Broken engine mounts. Exacerbated by an overdue transmission service which caused the transmission to jolt when changing between gears.
Prematurely worn out drive-shaft bearings, due to heavy cornering.
Broken CV joint. This occurred within 12 months of fitting. May have been due to heavy cornering.
Warped brake discs. Due to severe braking and not allowing a cooling-down period.
Broken return spring in brake master cylinder. Overall master cylinder reconditioning and replacement spring and soft-goods kit gave far better performance.
Blown head gasket. Believe this was due to running unleaded petrol when super is required.
Starter motor solenoid stuck when the engine was very hot. Replaced with a reconditioned starter motor. Problem is far less apparent.
Gear selector cable seized. Replaced with a new cable. New cable cost approximately $145.
Kick-down cable mount broke. Repaired existing one with wire.
Plastic engine temperature sensor lug broke. Bought a new sensor lug and replaced.
Engine temperature gauge and fuel gauge are intermittent.
Driver's seat frame broke. Replaced the seat with a second-hand seat.
The engine is reasonably powerful for its capacity and vintage.
The car does not handle extremely well. Even with new shockers it still tends to lurch around corners.
The car can perform well, but should not be considered a high performance car. It is an excellent commuters car, if all service requirements are met.
If this car is driven hard, it will cost a great deal more to maintain. It was not designed for hard driving.
It is very smooth on the highway, and has reasonable power for overtaking if the electronics are well maintained.
The car's braking is heavily reliant on the front brakes. Full metal brake pads overheat the discs causing them to warp and subsequently lose performance.
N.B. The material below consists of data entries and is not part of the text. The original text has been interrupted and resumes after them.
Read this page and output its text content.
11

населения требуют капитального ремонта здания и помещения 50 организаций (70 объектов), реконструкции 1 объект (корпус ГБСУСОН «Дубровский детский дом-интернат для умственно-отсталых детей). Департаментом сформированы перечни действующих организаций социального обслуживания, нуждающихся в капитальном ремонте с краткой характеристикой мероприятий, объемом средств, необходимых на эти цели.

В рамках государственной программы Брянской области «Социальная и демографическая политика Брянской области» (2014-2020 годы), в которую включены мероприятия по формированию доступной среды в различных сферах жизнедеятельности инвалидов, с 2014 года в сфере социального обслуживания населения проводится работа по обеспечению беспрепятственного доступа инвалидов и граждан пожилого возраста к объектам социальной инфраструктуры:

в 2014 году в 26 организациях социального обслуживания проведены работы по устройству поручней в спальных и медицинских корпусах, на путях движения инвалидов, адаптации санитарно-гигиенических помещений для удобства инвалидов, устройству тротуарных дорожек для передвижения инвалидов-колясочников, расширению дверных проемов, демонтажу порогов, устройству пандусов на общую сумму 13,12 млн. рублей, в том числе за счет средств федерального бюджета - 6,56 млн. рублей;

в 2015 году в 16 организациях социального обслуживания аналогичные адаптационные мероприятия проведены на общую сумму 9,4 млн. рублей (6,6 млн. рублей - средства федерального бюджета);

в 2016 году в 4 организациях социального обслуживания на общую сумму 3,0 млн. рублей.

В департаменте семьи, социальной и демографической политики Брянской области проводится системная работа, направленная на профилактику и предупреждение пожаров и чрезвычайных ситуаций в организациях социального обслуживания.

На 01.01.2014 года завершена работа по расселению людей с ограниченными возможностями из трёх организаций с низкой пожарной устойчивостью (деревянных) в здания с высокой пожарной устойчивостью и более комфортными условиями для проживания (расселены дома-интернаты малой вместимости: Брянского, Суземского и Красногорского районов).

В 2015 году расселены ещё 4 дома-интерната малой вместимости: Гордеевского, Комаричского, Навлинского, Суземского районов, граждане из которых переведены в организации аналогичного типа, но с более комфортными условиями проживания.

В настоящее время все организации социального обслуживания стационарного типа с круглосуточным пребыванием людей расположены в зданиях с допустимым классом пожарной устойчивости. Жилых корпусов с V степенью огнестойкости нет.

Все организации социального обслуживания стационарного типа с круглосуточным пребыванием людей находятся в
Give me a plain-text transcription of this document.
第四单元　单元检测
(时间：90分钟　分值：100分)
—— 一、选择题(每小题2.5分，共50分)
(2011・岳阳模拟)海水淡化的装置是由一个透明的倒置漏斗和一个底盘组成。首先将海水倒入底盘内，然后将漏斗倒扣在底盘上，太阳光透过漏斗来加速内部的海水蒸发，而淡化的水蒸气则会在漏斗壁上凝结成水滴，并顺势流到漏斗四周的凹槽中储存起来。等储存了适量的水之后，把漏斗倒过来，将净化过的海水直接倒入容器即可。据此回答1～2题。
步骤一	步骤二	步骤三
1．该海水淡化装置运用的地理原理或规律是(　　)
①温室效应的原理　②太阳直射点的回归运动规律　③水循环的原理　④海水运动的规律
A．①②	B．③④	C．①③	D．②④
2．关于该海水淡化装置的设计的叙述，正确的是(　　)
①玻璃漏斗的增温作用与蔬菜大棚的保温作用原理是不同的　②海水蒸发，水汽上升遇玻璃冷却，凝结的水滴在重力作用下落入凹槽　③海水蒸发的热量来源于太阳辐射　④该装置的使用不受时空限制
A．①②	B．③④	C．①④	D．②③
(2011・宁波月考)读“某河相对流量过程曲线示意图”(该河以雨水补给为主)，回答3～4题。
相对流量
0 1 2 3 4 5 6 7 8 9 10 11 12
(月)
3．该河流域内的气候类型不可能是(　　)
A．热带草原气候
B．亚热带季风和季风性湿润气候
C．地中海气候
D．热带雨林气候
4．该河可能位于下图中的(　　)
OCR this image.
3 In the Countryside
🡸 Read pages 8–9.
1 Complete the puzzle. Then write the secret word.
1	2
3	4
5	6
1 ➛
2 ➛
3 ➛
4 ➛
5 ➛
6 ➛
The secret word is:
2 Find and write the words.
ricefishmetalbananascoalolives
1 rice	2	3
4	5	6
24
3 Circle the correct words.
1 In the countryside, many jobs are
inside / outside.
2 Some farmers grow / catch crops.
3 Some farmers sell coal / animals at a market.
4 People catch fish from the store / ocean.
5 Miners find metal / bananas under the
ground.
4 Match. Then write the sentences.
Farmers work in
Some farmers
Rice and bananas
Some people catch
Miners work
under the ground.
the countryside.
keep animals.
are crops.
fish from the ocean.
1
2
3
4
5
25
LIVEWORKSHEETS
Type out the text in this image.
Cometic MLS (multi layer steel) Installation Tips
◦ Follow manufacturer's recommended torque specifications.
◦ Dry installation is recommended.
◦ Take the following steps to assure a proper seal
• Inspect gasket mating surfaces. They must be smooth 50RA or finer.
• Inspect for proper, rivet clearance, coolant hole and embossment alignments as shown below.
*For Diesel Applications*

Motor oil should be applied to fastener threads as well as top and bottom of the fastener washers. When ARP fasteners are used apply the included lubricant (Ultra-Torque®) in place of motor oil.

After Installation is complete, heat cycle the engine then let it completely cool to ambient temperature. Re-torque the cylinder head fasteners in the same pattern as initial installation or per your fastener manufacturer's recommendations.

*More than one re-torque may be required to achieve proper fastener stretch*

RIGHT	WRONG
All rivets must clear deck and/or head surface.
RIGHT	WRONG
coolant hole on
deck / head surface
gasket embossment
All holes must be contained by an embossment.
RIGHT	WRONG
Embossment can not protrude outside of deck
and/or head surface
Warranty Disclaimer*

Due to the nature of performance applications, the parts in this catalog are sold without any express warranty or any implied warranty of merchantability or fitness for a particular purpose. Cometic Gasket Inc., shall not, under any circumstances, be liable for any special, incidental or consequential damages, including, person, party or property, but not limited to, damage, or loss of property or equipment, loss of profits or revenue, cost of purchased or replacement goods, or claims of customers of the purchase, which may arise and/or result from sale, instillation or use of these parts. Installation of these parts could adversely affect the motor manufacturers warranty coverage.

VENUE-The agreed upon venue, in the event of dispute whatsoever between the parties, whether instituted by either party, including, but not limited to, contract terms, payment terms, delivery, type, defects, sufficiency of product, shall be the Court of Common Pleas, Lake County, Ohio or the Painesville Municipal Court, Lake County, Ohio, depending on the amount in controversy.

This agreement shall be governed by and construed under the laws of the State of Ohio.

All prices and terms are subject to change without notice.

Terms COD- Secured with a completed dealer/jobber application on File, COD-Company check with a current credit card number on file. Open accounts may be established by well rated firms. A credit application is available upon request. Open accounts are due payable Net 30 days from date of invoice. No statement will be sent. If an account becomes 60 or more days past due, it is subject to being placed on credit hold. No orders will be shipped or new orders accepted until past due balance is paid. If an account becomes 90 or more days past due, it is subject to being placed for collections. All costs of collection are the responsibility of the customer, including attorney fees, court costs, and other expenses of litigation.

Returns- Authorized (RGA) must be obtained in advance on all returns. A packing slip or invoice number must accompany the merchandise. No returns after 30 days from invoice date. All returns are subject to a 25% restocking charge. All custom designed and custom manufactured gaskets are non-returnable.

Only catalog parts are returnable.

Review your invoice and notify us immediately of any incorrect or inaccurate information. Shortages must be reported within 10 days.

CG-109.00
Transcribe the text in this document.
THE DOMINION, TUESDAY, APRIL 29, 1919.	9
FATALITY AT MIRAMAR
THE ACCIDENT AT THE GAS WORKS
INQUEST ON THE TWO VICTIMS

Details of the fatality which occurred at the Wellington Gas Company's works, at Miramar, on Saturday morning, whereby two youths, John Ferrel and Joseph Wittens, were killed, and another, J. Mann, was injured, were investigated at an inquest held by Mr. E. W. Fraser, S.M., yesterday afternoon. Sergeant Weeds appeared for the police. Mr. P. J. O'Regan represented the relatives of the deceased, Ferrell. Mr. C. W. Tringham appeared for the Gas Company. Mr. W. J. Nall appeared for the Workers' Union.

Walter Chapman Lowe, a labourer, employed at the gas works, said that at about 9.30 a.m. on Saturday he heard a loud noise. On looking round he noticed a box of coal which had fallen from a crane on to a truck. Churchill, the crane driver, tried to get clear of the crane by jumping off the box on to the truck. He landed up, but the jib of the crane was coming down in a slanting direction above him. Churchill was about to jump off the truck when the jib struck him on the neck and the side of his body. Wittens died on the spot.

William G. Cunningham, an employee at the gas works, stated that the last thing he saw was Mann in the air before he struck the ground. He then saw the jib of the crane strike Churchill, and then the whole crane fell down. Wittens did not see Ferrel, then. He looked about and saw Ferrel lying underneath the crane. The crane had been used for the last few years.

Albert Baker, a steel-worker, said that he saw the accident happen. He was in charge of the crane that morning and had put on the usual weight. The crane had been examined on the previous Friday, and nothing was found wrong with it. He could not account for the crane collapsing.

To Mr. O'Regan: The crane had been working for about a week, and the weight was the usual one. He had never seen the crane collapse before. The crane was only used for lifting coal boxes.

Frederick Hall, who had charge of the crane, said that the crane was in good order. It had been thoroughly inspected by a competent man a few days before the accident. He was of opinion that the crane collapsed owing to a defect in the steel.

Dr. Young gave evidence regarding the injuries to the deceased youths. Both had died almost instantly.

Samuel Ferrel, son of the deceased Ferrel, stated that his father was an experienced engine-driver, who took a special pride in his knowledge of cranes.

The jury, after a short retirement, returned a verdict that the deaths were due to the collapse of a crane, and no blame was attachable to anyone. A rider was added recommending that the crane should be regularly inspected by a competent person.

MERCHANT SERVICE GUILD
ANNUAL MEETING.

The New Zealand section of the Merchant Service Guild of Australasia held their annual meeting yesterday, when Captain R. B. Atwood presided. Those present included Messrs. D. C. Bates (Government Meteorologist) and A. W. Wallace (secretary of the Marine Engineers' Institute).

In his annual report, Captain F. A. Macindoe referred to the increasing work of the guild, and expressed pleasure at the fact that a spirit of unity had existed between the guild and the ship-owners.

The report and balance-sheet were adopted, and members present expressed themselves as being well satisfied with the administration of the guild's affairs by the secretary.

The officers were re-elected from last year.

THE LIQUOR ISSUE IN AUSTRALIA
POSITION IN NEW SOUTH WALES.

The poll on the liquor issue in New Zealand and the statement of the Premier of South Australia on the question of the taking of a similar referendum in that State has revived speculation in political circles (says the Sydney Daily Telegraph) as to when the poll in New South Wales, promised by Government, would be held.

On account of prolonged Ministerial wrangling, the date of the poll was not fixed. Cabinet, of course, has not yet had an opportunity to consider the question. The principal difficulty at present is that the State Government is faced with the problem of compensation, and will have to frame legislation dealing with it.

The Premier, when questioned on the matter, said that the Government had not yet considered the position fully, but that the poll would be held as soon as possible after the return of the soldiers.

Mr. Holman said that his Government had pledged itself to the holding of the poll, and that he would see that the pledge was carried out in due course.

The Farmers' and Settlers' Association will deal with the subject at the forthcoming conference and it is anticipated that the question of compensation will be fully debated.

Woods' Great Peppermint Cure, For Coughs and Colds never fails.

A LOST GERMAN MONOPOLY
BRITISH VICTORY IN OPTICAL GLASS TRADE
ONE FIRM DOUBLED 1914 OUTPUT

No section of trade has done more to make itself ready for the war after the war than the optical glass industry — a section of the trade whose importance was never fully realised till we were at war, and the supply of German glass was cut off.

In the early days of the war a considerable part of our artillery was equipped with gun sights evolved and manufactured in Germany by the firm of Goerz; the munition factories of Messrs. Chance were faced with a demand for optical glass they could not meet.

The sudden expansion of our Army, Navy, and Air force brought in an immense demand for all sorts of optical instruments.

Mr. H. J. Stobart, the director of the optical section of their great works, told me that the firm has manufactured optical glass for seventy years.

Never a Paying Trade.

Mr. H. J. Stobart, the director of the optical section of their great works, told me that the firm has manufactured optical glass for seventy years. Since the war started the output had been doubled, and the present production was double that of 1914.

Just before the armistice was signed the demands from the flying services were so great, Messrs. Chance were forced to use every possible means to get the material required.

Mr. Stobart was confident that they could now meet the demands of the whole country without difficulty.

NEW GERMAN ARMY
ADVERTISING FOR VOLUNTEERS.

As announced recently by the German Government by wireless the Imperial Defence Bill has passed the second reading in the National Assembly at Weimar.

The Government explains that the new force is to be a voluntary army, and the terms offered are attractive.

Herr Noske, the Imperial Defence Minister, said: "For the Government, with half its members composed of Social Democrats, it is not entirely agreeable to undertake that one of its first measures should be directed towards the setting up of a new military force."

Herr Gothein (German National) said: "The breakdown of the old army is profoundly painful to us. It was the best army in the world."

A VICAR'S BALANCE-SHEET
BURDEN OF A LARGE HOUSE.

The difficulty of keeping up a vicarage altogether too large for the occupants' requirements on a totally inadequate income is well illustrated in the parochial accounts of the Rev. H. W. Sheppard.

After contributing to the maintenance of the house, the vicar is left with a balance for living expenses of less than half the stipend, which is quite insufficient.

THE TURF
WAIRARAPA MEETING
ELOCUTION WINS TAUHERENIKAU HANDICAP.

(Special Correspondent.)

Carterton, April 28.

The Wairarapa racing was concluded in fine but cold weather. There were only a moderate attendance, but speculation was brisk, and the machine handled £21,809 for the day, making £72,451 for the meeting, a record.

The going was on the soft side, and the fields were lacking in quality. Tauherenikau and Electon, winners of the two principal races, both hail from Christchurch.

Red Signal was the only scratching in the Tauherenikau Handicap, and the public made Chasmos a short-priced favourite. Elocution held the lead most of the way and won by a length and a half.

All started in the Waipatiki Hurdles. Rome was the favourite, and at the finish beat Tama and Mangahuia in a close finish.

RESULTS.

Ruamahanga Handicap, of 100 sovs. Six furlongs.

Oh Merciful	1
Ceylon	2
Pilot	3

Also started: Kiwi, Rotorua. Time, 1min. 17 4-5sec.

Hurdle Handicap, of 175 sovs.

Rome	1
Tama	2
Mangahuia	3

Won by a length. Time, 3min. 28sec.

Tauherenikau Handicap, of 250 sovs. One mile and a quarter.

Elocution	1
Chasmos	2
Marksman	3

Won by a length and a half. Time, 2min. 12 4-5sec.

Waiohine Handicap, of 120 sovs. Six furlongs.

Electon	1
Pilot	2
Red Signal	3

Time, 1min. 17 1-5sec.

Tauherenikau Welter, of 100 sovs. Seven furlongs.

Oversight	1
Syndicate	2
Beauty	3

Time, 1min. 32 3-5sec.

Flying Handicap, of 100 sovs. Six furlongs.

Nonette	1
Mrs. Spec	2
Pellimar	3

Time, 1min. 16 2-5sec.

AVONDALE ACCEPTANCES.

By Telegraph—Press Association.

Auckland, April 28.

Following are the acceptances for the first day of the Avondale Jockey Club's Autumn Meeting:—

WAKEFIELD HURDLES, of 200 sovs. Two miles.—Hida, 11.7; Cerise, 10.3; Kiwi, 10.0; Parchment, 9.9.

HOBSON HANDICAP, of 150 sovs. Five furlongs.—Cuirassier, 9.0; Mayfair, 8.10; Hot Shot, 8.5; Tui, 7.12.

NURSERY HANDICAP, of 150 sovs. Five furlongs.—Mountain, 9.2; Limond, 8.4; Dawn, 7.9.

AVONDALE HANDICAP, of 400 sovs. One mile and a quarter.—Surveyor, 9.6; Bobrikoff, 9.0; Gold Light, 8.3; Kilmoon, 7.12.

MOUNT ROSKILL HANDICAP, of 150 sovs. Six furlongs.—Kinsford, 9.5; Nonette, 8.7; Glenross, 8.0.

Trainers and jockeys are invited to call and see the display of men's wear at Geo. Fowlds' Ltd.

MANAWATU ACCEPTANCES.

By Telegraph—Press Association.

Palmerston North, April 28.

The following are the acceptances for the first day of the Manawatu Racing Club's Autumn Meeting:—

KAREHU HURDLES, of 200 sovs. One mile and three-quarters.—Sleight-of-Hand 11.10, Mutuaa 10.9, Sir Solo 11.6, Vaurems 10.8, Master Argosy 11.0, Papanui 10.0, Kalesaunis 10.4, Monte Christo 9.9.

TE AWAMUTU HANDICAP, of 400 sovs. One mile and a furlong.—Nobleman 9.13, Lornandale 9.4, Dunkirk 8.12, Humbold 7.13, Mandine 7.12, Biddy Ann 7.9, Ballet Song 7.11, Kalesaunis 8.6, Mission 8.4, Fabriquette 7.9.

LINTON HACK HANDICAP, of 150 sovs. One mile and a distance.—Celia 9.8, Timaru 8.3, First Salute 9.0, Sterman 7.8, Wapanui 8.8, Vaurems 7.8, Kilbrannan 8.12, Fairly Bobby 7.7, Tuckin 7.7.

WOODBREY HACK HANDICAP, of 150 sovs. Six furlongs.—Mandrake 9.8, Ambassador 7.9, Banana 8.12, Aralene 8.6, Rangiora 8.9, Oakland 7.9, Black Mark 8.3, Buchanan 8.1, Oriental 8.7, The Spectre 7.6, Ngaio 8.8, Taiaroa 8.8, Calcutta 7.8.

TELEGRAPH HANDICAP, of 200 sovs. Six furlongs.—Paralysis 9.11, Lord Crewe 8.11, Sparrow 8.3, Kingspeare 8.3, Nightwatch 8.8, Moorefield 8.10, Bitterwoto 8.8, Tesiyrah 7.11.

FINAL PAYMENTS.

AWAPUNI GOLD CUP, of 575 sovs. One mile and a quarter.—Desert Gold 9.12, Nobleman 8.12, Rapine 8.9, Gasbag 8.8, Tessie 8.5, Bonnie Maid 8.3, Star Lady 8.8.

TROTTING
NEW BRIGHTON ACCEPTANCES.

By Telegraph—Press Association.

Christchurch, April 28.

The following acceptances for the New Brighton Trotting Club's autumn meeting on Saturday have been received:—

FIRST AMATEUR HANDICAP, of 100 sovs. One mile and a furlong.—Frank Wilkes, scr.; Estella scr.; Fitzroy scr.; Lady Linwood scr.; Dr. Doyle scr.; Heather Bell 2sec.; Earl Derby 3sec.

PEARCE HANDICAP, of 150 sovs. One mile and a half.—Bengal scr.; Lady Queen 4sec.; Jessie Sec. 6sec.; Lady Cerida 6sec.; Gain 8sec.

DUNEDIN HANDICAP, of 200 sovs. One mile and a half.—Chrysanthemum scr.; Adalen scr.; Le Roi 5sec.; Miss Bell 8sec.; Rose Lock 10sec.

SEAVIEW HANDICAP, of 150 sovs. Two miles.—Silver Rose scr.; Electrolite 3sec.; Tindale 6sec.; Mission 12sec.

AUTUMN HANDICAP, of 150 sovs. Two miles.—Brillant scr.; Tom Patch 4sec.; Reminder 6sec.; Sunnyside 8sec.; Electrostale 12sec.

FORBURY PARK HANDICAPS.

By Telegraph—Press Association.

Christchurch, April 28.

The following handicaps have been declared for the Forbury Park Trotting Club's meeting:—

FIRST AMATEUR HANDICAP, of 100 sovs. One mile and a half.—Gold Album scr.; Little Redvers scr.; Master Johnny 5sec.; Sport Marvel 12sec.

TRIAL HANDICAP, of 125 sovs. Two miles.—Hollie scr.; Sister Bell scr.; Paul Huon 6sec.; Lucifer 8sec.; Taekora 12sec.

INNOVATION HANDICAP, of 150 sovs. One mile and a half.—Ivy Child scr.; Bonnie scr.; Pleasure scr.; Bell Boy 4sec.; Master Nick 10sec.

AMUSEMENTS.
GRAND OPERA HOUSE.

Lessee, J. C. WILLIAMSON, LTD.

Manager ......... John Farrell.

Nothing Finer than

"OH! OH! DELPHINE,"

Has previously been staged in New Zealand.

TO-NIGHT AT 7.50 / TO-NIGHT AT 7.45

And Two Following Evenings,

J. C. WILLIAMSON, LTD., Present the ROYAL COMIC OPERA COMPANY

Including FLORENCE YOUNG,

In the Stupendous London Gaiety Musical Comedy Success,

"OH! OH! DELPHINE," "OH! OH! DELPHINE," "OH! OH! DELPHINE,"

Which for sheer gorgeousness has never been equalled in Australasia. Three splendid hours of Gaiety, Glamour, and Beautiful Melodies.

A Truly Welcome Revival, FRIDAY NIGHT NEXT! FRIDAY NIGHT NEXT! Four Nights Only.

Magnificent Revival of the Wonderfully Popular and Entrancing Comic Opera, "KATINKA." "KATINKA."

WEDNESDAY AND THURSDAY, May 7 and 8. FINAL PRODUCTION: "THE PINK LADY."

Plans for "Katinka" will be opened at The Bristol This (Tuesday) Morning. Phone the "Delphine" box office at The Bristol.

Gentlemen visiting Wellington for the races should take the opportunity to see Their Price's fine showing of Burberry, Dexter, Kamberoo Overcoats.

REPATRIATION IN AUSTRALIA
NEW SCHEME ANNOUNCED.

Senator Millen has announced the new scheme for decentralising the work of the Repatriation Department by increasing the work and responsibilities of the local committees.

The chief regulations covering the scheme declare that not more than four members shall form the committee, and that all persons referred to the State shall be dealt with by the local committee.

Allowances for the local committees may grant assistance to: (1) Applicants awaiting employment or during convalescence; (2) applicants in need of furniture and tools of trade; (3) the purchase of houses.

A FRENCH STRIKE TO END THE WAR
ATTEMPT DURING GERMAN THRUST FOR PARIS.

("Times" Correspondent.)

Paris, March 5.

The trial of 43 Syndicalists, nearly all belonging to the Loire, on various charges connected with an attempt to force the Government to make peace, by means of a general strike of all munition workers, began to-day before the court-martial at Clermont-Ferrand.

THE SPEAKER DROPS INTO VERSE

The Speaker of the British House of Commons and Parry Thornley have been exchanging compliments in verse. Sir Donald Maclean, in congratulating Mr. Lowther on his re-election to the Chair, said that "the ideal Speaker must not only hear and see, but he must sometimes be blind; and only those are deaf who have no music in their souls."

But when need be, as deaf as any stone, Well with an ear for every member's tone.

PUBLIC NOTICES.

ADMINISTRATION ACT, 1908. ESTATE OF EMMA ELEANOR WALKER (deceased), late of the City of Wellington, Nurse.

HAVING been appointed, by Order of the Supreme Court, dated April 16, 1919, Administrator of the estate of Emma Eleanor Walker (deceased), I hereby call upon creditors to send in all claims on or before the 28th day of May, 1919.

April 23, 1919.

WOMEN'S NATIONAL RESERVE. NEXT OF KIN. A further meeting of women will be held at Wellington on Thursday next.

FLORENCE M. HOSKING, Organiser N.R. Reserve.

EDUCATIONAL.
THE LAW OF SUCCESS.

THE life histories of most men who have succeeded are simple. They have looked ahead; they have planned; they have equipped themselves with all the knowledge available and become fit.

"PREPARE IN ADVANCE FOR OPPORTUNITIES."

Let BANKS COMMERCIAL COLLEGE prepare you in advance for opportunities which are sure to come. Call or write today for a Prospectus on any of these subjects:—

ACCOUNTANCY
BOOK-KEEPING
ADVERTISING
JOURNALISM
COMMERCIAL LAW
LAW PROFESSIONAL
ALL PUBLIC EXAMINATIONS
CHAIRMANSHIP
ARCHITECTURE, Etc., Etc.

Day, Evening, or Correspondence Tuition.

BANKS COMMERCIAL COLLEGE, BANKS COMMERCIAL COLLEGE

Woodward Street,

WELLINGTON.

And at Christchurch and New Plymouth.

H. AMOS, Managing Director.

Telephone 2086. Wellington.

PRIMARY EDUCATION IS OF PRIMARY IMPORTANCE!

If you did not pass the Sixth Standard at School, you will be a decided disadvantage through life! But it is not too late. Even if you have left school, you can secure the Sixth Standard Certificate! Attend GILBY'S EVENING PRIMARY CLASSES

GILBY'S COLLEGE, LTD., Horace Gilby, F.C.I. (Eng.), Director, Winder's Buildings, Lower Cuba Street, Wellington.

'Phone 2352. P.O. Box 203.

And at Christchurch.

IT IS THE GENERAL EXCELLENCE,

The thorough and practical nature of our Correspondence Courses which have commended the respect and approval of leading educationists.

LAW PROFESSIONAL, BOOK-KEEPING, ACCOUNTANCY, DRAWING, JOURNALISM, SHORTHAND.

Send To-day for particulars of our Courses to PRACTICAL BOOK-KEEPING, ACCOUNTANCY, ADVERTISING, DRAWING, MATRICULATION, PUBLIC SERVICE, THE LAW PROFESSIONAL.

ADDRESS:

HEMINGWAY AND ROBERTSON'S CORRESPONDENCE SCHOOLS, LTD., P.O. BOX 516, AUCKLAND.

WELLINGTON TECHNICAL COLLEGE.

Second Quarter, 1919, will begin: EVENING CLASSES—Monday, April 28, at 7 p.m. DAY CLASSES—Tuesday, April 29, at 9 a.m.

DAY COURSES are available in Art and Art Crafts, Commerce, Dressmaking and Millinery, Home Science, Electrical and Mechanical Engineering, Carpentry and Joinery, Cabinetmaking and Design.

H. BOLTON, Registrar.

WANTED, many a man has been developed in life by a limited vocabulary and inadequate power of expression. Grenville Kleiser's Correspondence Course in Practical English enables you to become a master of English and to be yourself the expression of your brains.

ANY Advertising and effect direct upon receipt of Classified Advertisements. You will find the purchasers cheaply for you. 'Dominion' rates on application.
Hybrid brake pads seem to work best. The auto-adjust mechanism of the rear brake drums seems unreliable. Adjusting these manually will enhance the overall braking of the car as doing so will reduce any "slack" which must be taken up between the rear shoes and drums, before the pressure can be exerted on the front discs by the pads. This is because the left rear brake drum and right front brake caliper are hydraulically linked. Likewise the right rear drum and left front caliper. I strongly recommend this procedure immediately prior to going on long trips.
This car has taught me the importance of regular maintenance and not letting problems go unchecked for too long. Problems left unattended will often lead to other, more expensive problems.
It is my experience that regular servicing is vital to maintain a good level of reliability of this model. Much of this servicing can be done yourself. Much of the necessary treatment comes down to common sense. Common sense is often gained via experience.